Vieillir en exil, c'est vivre une coupure tragique avec la terre natale, ses origines, ses racines, son moi antérieur et aussi avoir pour perspective la pensée d'un retour interdit, impossible. De vivre dans l'irrémédiable, ce que l'idée présente de la mort ne fait qu'accentuer. Vivre en exil, c'est vivre un deuil, être en deuil.
Vieillir en exil, c'est vieillir deux fois. Mais en plus de cela, on constate que la précarité dans laquelle vivent certains migrants ne fait qu'accentuer un vieillissement prématuré. Ce que Philippe Pitaud dans une approche de gérontologie sociale souligne en évoquant les nombreuses difficultés concrètes du migrant âgé qui souvent vit en dehors de tout réseau familial, dans la précarité. Le centre social de Belsunce à Marseille établit des bilans médicosociaux et un suivi psychologique dont bénéficient certains migrants dans la perspective d'une survie dans une société dans laquelle ils n'ont guère accès aux droits.

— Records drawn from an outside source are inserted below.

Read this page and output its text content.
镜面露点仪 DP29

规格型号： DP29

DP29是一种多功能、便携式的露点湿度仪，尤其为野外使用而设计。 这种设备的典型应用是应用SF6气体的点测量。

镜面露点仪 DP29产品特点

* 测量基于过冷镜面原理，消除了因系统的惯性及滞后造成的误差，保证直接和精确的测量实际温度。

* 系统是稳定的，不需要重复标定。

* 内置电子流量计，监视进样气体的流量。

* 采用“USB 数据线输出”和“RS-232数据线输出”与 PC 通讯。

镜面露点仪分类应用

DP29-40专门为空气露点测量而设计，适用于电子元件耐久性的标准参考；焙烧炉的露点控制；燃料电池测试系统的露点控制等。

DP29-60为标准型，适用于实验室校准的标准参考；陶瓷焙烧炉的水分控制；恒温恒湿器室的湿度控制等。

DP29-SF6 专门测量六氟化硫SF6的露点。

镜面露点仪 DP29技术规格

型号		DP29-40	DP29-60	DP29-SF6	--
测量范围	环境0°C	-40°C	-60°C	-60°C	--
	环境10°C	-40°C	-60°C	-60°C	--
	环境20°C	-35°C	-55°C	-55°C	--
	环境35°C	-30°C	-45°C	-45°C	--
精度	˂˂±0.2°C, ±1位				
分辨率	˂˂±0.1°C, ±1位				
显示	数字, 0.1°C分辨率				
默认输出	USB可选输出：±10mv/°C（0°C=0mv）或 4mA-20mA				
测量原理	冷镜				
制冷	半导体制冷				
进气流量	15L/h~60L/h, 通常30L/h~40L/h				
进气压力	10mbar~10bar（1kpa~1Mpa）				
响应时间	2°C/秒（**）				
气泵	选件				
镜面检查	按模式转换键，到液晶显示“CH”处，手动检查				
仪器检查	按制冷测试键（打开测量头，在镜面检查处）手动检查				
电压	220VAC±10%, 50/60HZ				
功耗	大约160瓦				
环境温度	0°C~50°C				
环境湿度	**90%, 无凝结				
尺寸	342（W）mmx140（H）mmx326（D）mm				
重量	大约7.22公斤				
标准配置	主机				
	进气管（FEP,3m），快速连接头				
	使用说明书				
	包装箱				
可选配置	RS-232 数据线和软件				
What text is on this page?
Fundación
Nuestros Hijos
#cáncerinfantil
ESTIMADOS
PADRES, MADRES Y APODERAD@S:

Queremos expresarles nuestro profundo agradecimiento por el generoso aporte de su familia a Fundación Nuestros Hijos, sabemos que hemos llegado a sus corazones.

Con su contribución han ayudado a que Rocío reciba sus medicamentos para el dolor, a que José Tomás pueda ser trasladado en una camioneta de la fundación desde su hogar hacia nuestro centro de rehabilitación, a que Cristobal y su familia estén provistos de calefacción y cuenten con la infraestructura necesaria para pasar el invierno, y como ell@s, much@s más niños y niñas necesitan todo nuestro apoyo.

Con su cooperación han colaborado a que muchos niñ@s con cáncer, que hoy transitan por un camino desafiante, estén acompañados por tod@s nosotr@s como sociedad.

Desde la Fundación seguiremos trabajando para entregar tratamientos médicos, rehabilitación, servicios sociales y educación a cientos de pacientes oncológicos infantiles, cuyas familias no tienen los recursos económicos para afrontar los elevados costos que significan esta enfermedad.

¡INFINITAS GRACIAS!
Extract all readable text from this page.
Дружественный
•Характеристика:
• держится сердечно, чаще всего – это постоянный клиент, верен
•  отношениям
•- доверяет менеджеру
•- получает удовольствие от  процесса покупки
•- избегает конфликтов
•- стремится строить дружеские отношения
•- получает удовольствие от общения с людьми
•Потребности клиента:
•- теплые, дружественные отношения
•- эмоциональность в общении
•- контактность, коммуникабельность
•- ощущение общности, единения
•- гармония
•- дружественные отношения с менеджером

La littérature a dépeint les douleurs de l'exilé. Victor Hugo s'écriait : « Je t'aime, exil ! douleur, je t'aime ! » et l'exilé Du Bellay recrée un monde familier dans une poésie de l'exil qui est aussi une poésie de la révolte. « La Muse ainsi m'a fait sur ce rivage / Où je languis banni de ma maison, / Passer l'ennuy de la triste saison / Seule compagne à mon si long voyage ». On retrouvera Du Bellay avec l'essai de Maria Litsardaki, mais également les expressions de ce mal du pays qu'est la nostalgie, chez Salman Rushdie, Abla Farhoud, Shenez Patel, Mimika Kranaki, Else Lasker-Schüler, Barbey d'Aurevilly, Javier Cercas, Modiano et quelques autres, conscients de l'irréversible et mortel arrachement de soi aux autres et de soi à soi-même. Mais sans doute l'accent est-il mis ici sur un aspect négatif de la migration. Car il est aussi, il convient de le rappeler fortement, des exils salutaires, qui sauvent la vie des gens. Il est aussi des adaptations à de nouveaux mondes réussies et des reconstructions de soi heureuses et épanouies. Enfin vieillir peut être aussi vécu comme une expérience spirituelle enrichissante. Cette distance qu'instaure le vieillir avec soi et qu'instaure le déplacement dans un autre pays peut être un moment de maturation et de retournement, une crise qui peut être un recommencement ou une réélaboration de l'existence et de ses sens. Il est vrai cependant que cela reste assez exceptionnel.